Le ressac des vagues tel un bruit qui apaise et endort et la dimension liquide du temps tel ce café que je boirais, au lever. Mais qui justement survint le lendemain matin au fil de ma lecture en une question filant celle posée dans le film vu la veille : « Le temps est comme la mer, belle parce qu’elle efface le flot qui vient enlève sur le sable la trace du flot qui est venu : on se dit seulement qu’il y en eu, qu’il y en aura encore : c’est toute sa poésie et sa moralité peut-être? » 2 . Peut-être.
Or, c’est la disparition elle-même, semblable au ressac, qui reparut. Mais aussi la mer. Il y en avait encore. La disparition à l’état de monde rural et archaïque se consumant en flammes dans Our Kingdom (Luis Costa, 2020) et sur lequel se pose le regard d’un enfant se butant contre la mort des animaux, des gens et des modes de vie traditionnels. Regard de garçonnet immense qui scrute, détaille, souffre, dont je me souvins, une semaine plus tard, lorsque je rencontrai celui d’une fillette de 10 ans, amourachée d’une amie de sa grande sœur. Un regard tout aussi prisonnier, mais néanmoins habité par la toute-puissance du désir (White Goldfish, Jan Roosens et Raf Roosens, 2020). À partir de quel moment tombe-t-on amoureux? Cette question sous-jacente me ramenait vers la profondeur des premières sensations, du mutisme où s’intensifie tout ce qui tombe dans la porosité, la béance perceptive de l’enfant. Revivre ces sensations silencieuses, presque religieuses, à travers le visage souvent profilé de Stella ou cadré à l’oblique. Cela offrait d’une part, la capture d’un sujet dans sa dimension physique — cette astuce de la peinture de la Renaissance : montrer le portraituré en axe de façon à rendre son corps plus tangible, plus tactile —, et cela, d’autre part, redonnait toute sa part au hors champ, dès lors que la fuite du regard reconduisait ce monde des adultes échappant douloureusement à l’enfant. White Goldfish définissait ainsi l’amour comme désir de vouloir y être à tout prix, alors qu’on ne le peut pas tout à fait. Sa mélancolie tranquille faisait du sourire de Stella, un avènement. Oui, lorsque finalement Stella sourit, nous ne pouvons que profondément nous réjouir.

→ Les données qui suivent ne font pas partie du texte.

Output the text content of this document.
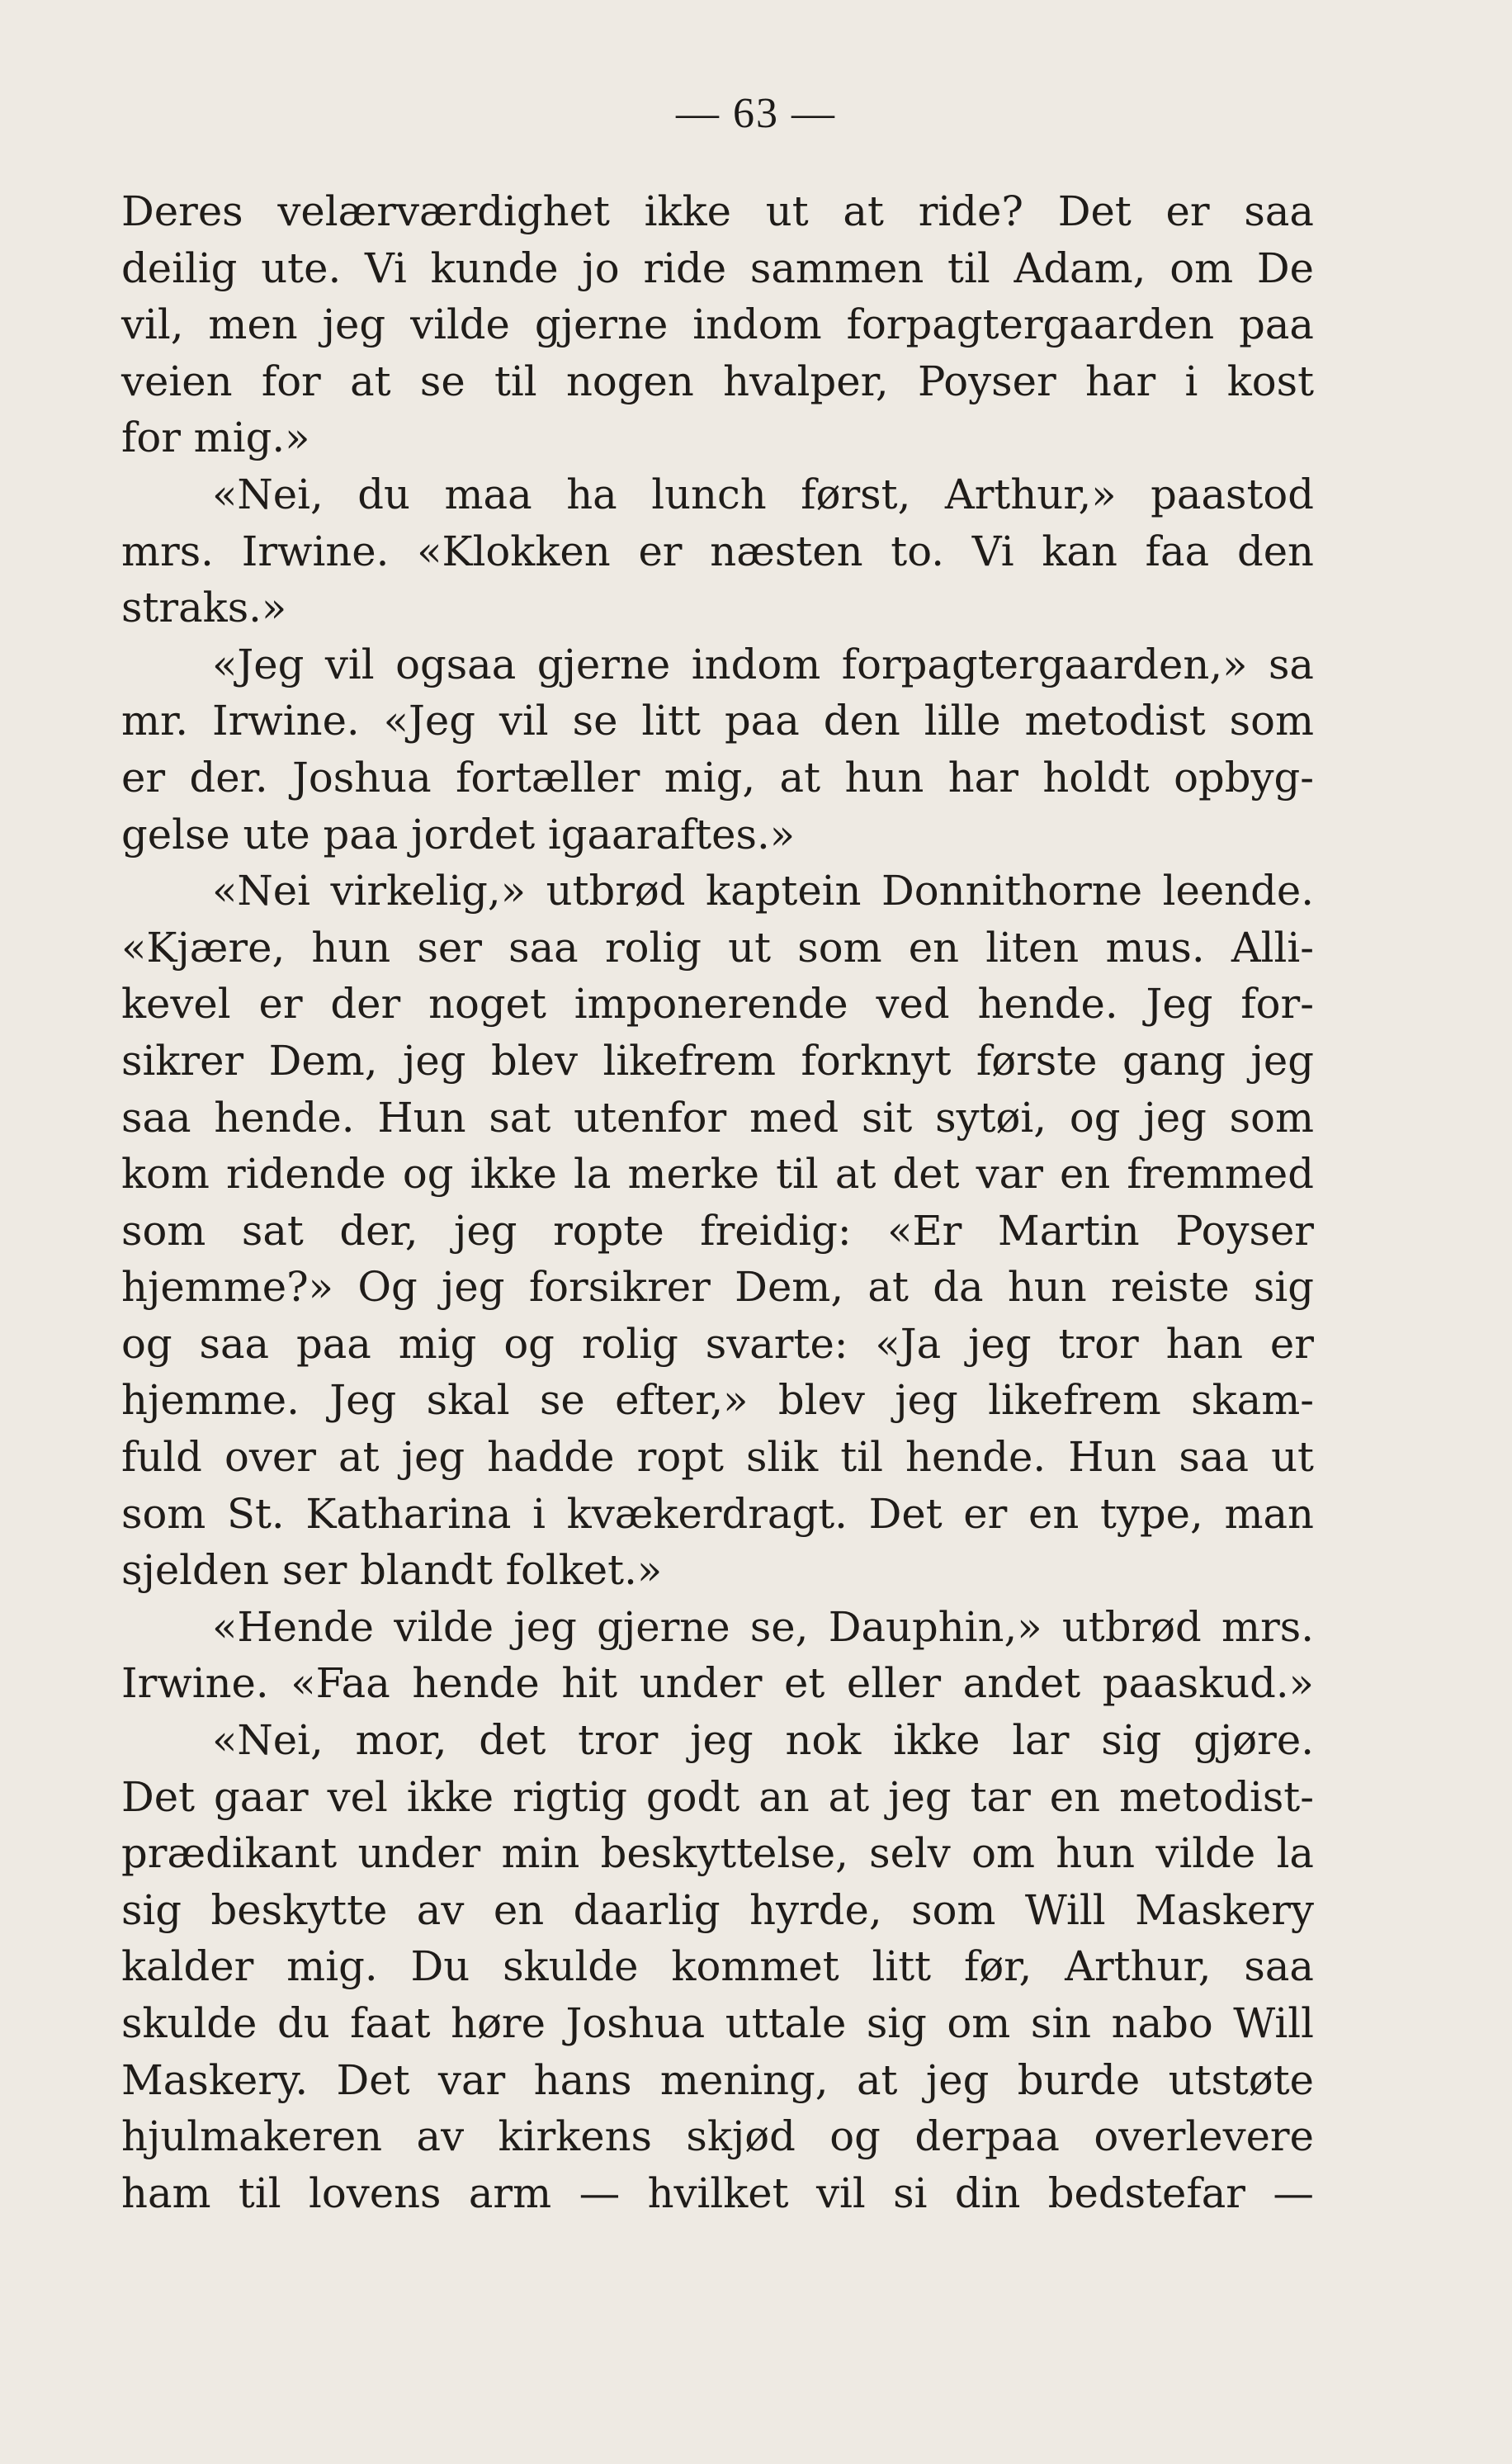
— 63 —
Deres velærværdighet ikke ut at ride? Det er saa
deilig ute. Vi kunde jo ride sammen til Adam, om De
vil, men jeg vilde gjerne indom forpagtergaarden paa
veien for at se til nogen hvalper, Poyser har i kost
for mig.»
«Nei, du maa ha lunch først, Arthur,» paastod
mrs. Irwine. «Klokken er næsten to. Vi kan faa den
straks.»
«Jeg vil ogsaa gjerne indom forpagtergaarden,» sa
mr. Irwine. «Jeg vil se litt paa den lille metodist som
er der. Joshua fortæller mig, at hun har holdt opbyg-
gelse ute paa jordet igaaraftes.»
«Nei virkelig,» utbrød kaptein Donnithorne leende.
«Kjære, hun ser saa rolig ut som en liten mus. Alli-
kevel er der noget imponerende ved hende. Jeg for-
sikrer Dem, jeg blev likefrem forknyt første gang jeg
saa hende. Hun sat utenfor med sit sytøi, og jeg som
kom ridende og ikke la merke til at det var en fremmed
som sat der, jeg ropte freidig: «Er Martin Poyser
hjemme?» Og jeg forsikrer Dem, at da hun reiste sig
og saa paa mig og rolig svarte: «Ja jeg tror han er
hjemme. Jeg skal se efter,» blev jeg likefrem skam-
fuld over at jeg hadde ropt slik til hende. Hun saa ut
som St. Katharina i kvækerdragt. Det er en type, man
sjelden ser blandt folket.»
«Hende vilde jeg gjerne se, Dauphin,» utbrød mrs.
Irwine. «Faa hende hit under et eller andet paaskud.»
«Nei, mor, det tror jeg nok ikke lar sig gjøre.
Det gaar vel ikke rigtig godt an at jeg tar en metodist-
prædikant under min beskyttelse, selv om hun vilde la
sig beskytte av en daarlig hyrde, som Will Maskery
kalder mig. Du skulde kommet litt før, Arthur, saa
skulde du faat høre Joshua uttale sig om sin nabo Will
Maskery. Det var hans mening, at jeg burde utstøte
hjulmakeren av kirkens skjød og derpaa overlevere
ham til lovens arm — hvilket vil si din bedstefar —
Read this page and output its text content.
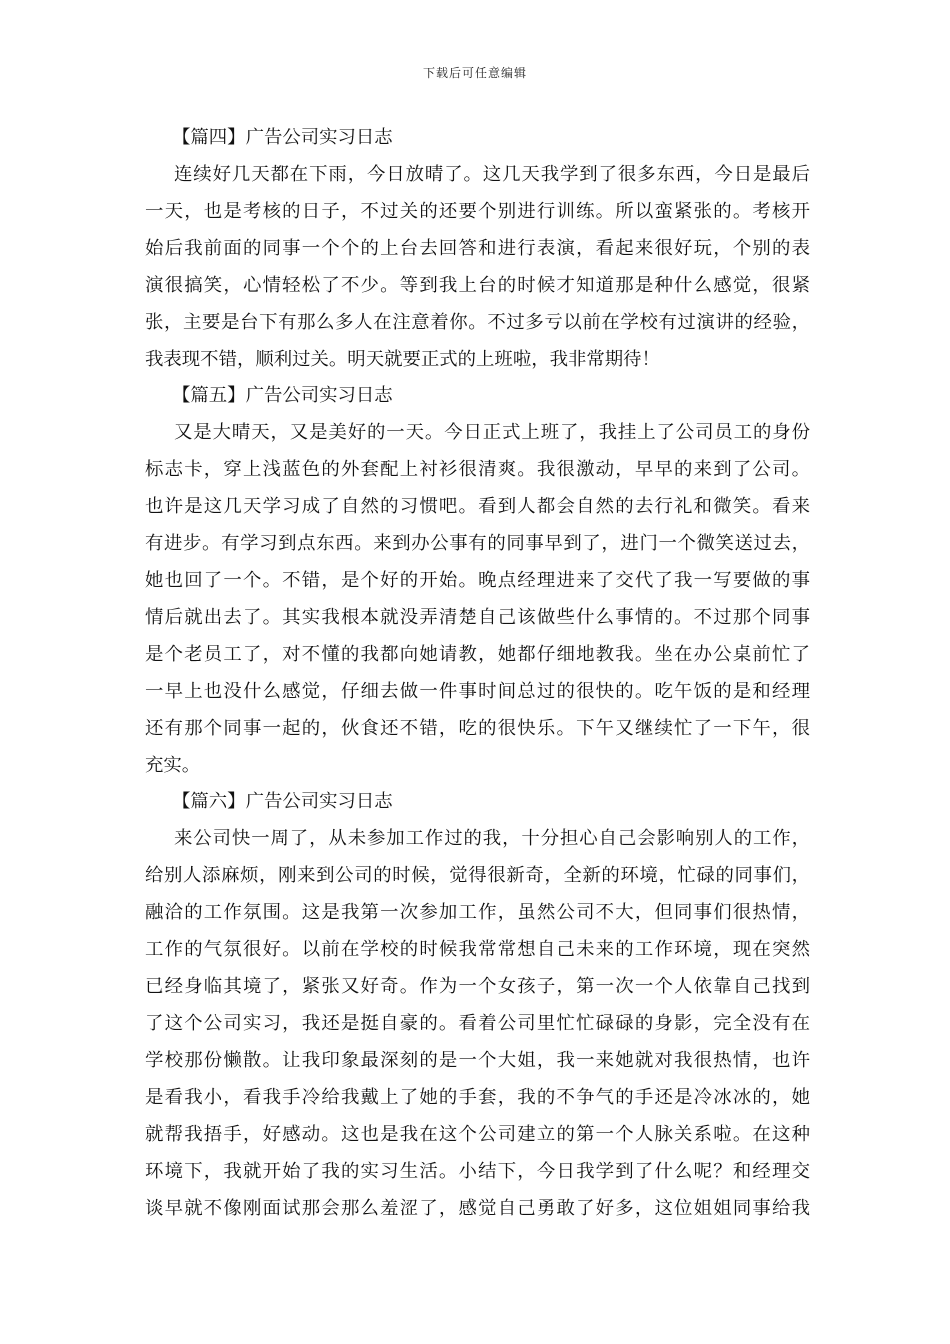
下载后可任意编辑
【篇四】广告公司实习日志
连续好几天都在下雨，今日放晴了。这几天我学到了很多东西，今日是最后
一天，也是考核的日子，不过关的还要个别进行训练。所以蛮紧张的。考核开
始后我前面的同事一个个的上台去回答和进行表演，看起来很好玩，个别的表
演很搞笑，心情轻松了不少。等到我上台的时候才知道那是种什么感觉，很紧
张，主要是台下有那么多人在注意着你。不过多亏以前在学校有过演讲的经验，
我表现不错，顺利过关。明天就要正式的上班啦，我非常期待！
【篇五】广告公司实习日志
又是大晴天，又是美好的一天。今日正式上班了，我挂上了公司员工的身份
标志卡，穿上浅蓝色的外套配上衬衫很清爽。我很激动，早早的来到了公司。
也许是这几天学习成了自然的习惯吧。看到人都会自然的去行礼和微笑。看来
有进步。有学习到点东西。来到办公事有的同事早到了，进门一个微笑送过去，
她也回了一个。不错，是个好的开始。晚点经理进来了交代了我一写要做的事
情后就出去了。其实我根本就没弄清楚自己该做些什么事情的。不过那个同事
是个老员工了，对不懂的我都向她请教，她都仔细地教我。坐在办公桌前忙了
一早上也没什么感觉，仔细去做一件事时间总过的很快的。吃午饭的是和经理
还有那个同事一起的，伙食还不错，吃的很快乐。下午又继续忙了一下午，很
充实。
【篇六】广告公司实习日志
来公司快一周了，从未参加工作过的我，十分担心自己会影响别人的工作，
给别人添麻烦，刚来到公司的时候，觉得很新奇，全新的环境，忙碌的同事们，
融洽的工作氛围。这是我第一次参加工作，虽然公司不大，但同事们很热情，
工作的气氛很好。以前在学校的时候我常常想自己未来的工作环境，现在突然
已经身临其境了，紧张又好奇。作为一个女孩子，第一次一个人依靠自己找到
了这个公司实习，我还是挺自豪的。看着公司里忙忙碌碌的身影，完全没有在
学校那份懒散。让我印象最深刻的是一个大姐，我一来她就对我很热情，也许
是看我小，看我手冷给我戴上了她的手套，我的不争气的手还是冷冰冰的，她
就帮我捂手，好感动。这也是我在这个公司建立的第一个人脉关系啦。在这种
环境下，我就开始了我的实习生活。小结下，今日我学到了什么呢？和经理交
谈早就不像刚面试那会那么羞涩了，感觉自己勇敢了好多，这位姐姐同事给我
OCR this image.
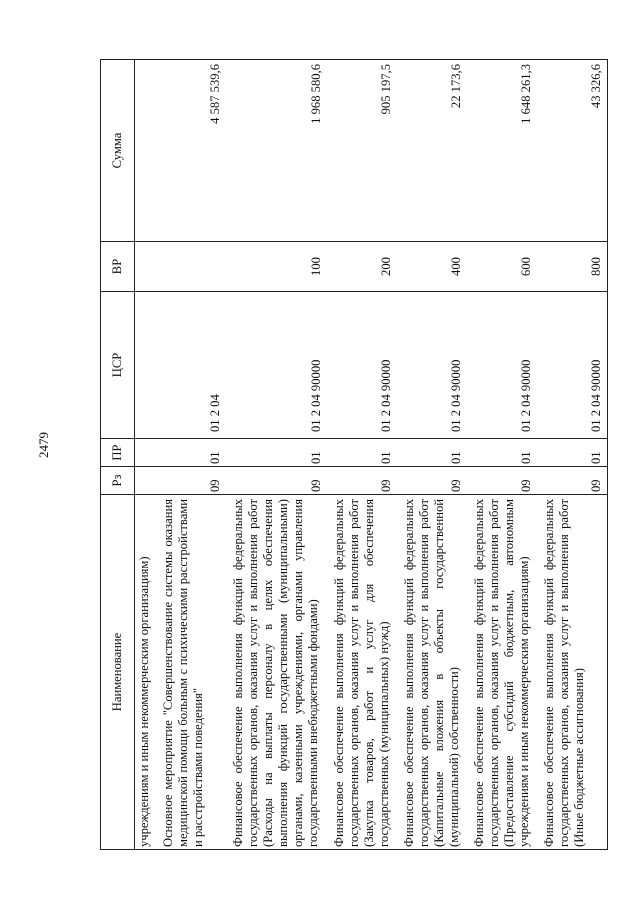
2479
Наименование	Рз	ПР	ЦСР	ВР	Сумма
учреждениям и иным некоммерческим организациям)					
Основное мероприятие "Совершенствование системы оказания медицинской помощи больным с психическими расстройствами и расстройствами поведения"	09	01	01 2 04		4 587 539,6
Финансовое обеспечение выполнения функций федеральных государственных органов, оказания услуг и выполнения работ (Расходы на выплаты персоналу в целях обеспечения выполнения функций государственными (муниципальными) органами, казенными учреждениями, органами управления государственными внебюджетными фондами)	09	01	01 2 04 90000	100	1 968 580,6
Финансовое обеспечение выполнения функций федеральных государственных органов, оказания услуг и выполнения работ (Закупка товаров, работ и услуг для обеспечения государственных (муниципальных) нужд)	09	01	01 2 04 90000	200	905 197,5
Финансовое обеспечение выполнения функций федеральных государственных органов, оказания услуг и выполнения работ (Капитальные вложения в объекты государственной (муниципальной) собственности)	09	01	01 2 04 90000	400	22 173,6
Финансовое обеспечение выполнения функций федеральных государственных органов, оказания услуг и выполнения работ (Предоставление субсидий бюджетным, автономным учреждениям и иным некоммерческим организациям)	09	01	01 2 04 90000	600	1 648 261,3
Финансовое обеспечение выполнения функций федеральных государственных органов, оказания услуг и выполнения работ (Иные бюджетные ассигнования)	09	01	01 2 04 90000	800	43 326,6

La disparition, de plus belle. Cette fois fictionnée par le contexte du jeu vidéo de guerre Battlefield où l’impossibilité du joueur de déserter se fait le fil conducteur d’une réflexion dense, nourrie de références documentant l’historicité de cette figure de déserteur. À la façon dont elle fut châtiée et répudiée, alors que le refus qu’elle signe revêt un acte de résistance et de désobéissance pacifiques. How to disappear demandait le film (Robin Klengel, Leonhard Müllner, Michael Stump, 2020)? Titre qui m’intrigua d’emblée et auquel je cherchai à relier l’acte de déserter. Car déserter n’est-il pas la manifestation d’une forme de présence à soi par l’exercice d’une absence à l’autre délibérément choisie? Est-ce que disparaître, ou trouver la façon de le faire, recouvrerait une même réversibilité de parution dans la disparition? Et comment la fiction du jeu comme prétexte à penser une situation, dans une autre parfaite incarnation de l’expérience de pensée, peut répondre du réel? Et surtout, est-ce que disparaître veut forcément dire mourir tel que le suggérait la fin du film? Je préférai momentanément me concentrer sur l’inflexion méthodologique du « how ». Oui, la disparition pouvait s’envisager à l’aune d’un « comment ». Un processus produisant du ressac?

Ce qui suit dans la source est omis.